MicroRNAs and Adipose Tissue
MicroRNAs and Adipose tissue
Throughout the industrialized world, the obesity pandemic poses a significant health burden with more than 300 millions adults diagnosed as clinically obese (WHO). Weight-intervention approaches often include reductions in caloric intake and surgical interventions. These often fail to significantly lower body weight due to metabolic adaptations such as reductions in energy expenditure and food intake. Opposing approaches, which aim at increasing basal metabolic rates and thus the turnover of ingested calories are less stringently accompanied by metabolic adaptations and thus harbor a high potential as anti-obesity treatment. In this regard, activation of brown adipose tissue (BAT) has moved into focus as potential anti-obesity treatment. This is exemplified by the intriguing fact that seemingly negligible amounts of brown fat significantly increase energy expenditure and basal metabolic rates. It has been estimated that as a little as 50g of additional BAT would combust 20% more of calories ingested per day in humans. Thus, identifying novel regulatory Noncoding RNAs that control BAT differentiation, activation and function is of critical importance. Our ultimatate goal is to define novel sequence-specific anti-ncRNAs therapeutics for anti-obesity intervention.

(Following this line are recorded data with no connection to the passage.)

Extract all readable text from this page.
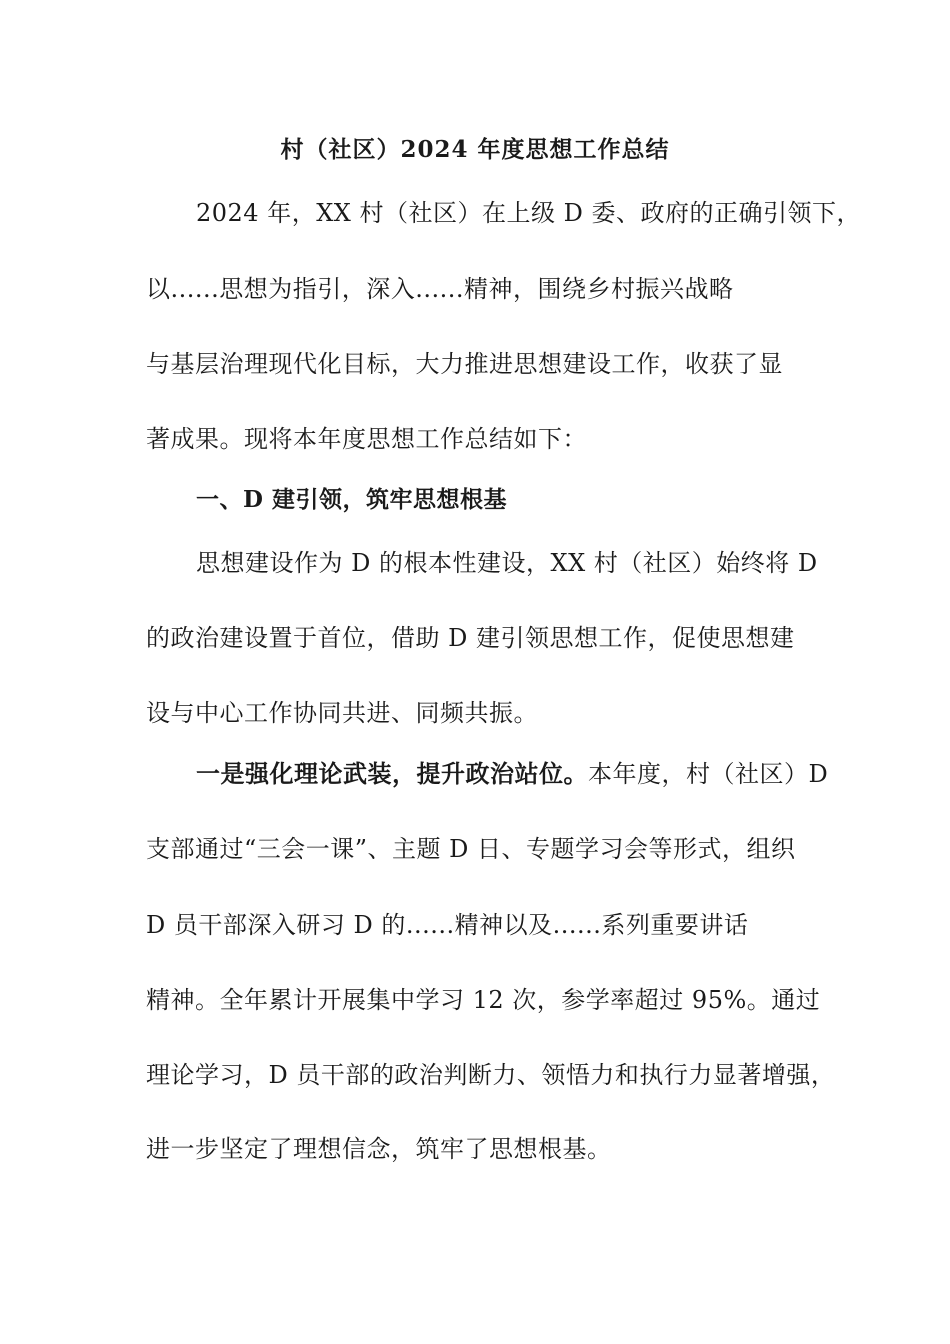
村（社区）2024 年度思想工作总结
2024 年，XX 村（社区）在上级 D 委、政府的正确引领下，
以......思想为指引，深入......精神，围绕乡村振兴战略
与基层治理现代化目标，大力推进思想建设工作，收获了显
著成果。现将本年度思想工作总结如下：
一、D 建引领，筑牢思想根基
思想建设作为 D 的根本性建设，XX 村（社区）始终将 D
的政治建设置于首位，借助 D 建引领思想工作，促使思想建
设与中心工作协同共进、同频共振。
一是强化理论武装，提升政治站位。本年度，村（社区）D
支部通过“三会一课”、主题 D 日、专题学习会等形式，组织
D 员干部深入研习 D 的......精神以及......系列重要讲话
精神。全年累计开展集中学习 12 次，参学率超过 95%。通过
理论学习，D 员干部的政治判断力、领悟力和执行力显著增强，
进一步坚定了理想信念，筑牢了思想根基。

Dicer1-microRNA328-Bace1 Signaling governs Brown Adipose Tissue Function in Obesity and Ageing
Recent, we could show that ageing- and obesity-associated dysfunction of brown fat coincides with global microRNA down-regulation due to reduced expression of the microRNA processing node Dicer1. Consequently, heterozygosity of Dicer1 in BAT aggravated diet-induced-obesity (DIO)-evoked deterioration of glucose metabolism. Analyses of differential microRNA-expression during preadipocyte commitment and mouse models of progeria, longevity and DIO, identified miR-328 as a regulator of BAT differentiation. Reducing miR-328 blocked preadipocyte commitment while miR-328 over-expression instigated BAT differentiation and impaired muscle progenitor commitment - partly via silencing of the ß-Secretase Bace1. Bace1 loss enhanced brown preadipocyte specification in vitro while Bace1 was over-expressed in BAT of obese and progeroid mice. In vivo Bace1 inhibition delayed DIO-induced weight gain and improved glucose tolerance and insulin sensitivity. These experiments reveal Dicer1-miR-328-Bace1 signaling as a determinant of BAT function and define Bace1-inhibition as therapeutic approach to not only improve neurodegenerative diseases but also ageing- and obesity-associated impairments of BAT function.